The Islanders, by Christopher Priest. Reviewed by Paul Kincaid in the Los Angeles Review of Books.

Christopher Priest has been writing about the Dream Archipelago for more than 30 years. The Archipelago is a fictional island chain between a cold, Europe-like land of technology and deferred warfare, and an Africa-like place where the fighting actually happens. This latest book about the islands comes across as a guide to 53 of their unknown number, but it also contains a nearly indescribable mystery woven in. This is a crazy, intricate book, and a great review at the new LA Review of Books site. Find this book at Goodreads.


HHhH, by Laurent Binet. Reviewed by Alan Riding in the New York Times.

On one hand, this is a historical novel about the death of one of Hitler’s super-henchmen, Reinhard Heydrich. Simultaneously, Binet inserts a writer-narrator with serious qualms about the book he’s writing. It’s an interesting twist for a historical novel, and well-handled in this quick review. Find this book at Goodreads.


Dial M for Murdoch, by Tom Watson and Martin Hickman. Reviewed by Peter Wilby in the Guardian.

These two opening sentences sell the review (and the book):

Even if you are familiar with the News of the World phone-hacking saga, you will be gobsmacked by this account. It is a tale of stupidity, incompetence, fear, intimidation, lying, downright wickedness and corruption in high places.

Damn. My only concern is whether I’m physically capable of reading 300 pages about Rupert Murdoch without killing myself. Find this book at Goodreads.


The Wind Through the Keyhole, by Stephen King.
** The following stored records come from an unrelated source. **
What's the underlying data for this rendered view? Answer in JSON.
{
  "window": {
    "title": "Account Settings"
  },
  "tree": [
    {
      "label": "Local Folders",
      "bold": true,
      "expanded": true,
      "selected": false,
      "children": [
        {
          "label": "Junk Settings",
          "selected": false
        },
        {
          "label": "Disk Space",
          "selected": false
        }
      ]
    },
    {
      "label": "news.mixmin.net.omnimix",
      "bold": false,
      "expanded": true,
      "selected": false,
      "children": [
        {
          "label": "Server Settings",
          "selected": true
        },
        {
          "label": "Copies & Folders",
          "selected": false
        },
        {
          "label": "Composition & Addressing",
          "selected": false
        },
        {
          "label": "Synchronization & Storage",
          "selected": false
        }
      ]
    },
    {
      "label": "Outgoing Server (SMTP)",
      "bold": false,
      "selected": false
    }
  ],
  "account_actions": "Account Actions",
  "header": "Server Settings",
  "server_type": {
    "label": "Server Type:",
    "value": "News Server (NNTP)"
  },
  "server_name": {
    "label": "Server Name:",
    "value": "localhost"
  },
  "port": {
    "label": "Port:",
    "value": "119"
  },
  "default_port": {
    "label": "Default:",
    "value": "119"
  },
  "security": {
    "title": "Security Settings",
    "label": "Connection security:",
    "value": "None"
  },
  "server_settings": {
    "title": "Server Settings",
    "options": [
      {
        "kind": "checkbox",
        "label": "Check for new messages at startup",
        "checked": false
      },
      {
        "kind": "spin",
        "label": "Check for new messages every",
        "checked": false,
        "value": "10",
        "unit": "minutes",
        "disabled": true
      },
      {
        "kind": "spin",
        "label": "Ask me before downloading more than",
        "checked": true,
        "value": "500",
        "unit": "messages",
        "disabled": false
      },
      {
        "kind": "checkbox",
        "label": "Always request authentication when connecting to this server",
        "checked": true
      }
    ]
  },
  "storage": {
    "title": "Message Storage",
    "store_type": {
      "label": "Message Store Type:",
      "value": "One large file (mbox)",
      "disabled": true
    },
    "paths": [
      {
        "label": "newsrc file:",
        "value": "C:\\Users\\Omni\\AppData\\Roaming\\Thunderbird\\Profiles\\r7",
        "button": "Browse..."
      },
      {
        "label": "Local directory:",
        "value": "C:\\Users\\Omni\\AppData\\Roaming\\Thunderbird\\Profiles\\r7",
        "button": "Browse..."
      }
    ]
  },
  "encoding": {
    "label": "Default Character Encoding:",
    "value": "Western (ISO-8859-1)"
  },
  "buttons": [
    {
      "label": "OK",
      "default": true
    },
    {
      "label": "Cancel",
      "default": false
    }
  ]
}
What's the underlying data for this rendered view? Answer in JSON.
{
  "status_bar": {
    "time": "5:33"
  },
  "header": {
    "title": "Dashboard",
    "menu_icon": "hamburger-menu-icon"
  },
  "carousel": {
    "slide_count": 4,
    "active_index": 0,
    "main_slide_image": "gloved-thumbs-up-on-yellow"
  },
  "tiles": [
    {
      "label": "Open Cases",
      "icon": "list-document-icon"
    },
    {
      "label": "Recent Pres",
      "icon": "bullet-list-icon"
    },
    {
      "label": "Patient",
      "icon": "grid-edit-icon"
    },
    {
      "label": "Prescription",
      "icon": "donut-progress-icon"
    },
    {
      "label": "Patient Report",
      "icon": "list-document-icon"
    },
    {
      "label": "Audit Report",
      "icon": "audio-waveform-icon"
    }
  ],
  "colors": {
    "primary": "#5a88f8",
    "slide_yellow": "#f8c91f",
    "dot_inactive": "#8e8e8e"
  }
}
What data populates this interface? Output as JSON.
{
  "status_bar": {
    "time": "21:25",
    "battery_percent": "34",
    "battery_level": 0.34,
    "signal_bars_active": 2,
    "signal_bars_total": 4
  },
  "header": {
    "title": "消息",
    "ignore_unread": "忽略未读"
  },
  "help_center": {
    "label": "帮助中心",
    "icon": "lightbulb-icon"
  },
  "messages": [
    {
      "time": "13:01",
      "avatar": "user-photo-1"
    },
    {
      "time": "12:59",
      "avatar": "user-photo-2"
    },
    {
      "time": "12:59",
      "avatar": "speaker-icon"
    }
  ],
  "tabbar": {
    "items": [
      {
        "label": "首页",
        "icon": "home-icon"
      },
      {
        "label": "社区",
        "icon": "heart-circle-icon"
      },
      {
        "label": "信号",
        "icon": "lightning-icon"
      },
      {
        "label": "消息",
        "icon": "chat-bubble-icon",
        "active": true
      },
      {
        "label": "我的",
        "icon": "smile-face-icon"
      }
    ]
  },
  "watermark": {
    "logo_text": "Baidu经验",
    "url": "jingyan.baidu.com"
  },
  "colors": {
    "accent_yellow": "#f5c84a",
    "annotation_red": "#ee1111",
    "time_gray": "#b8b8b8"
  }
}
Reviewed by Brian Truitt in USA Today.

OK, so USA Today isn’t exactly The New York Review of Books, but in this case the medium fits the subject. King’s latest occupies a middle slot in his Dark Tower series. In a riff on The Canterbury Tales, the Dark Tower’s central hero, Roland the gunslinger, sits down with his companions around a campfire and tells stories. Almost certainly not a masterpiece, but neither should it be a clunker. Find this book at Goodreads.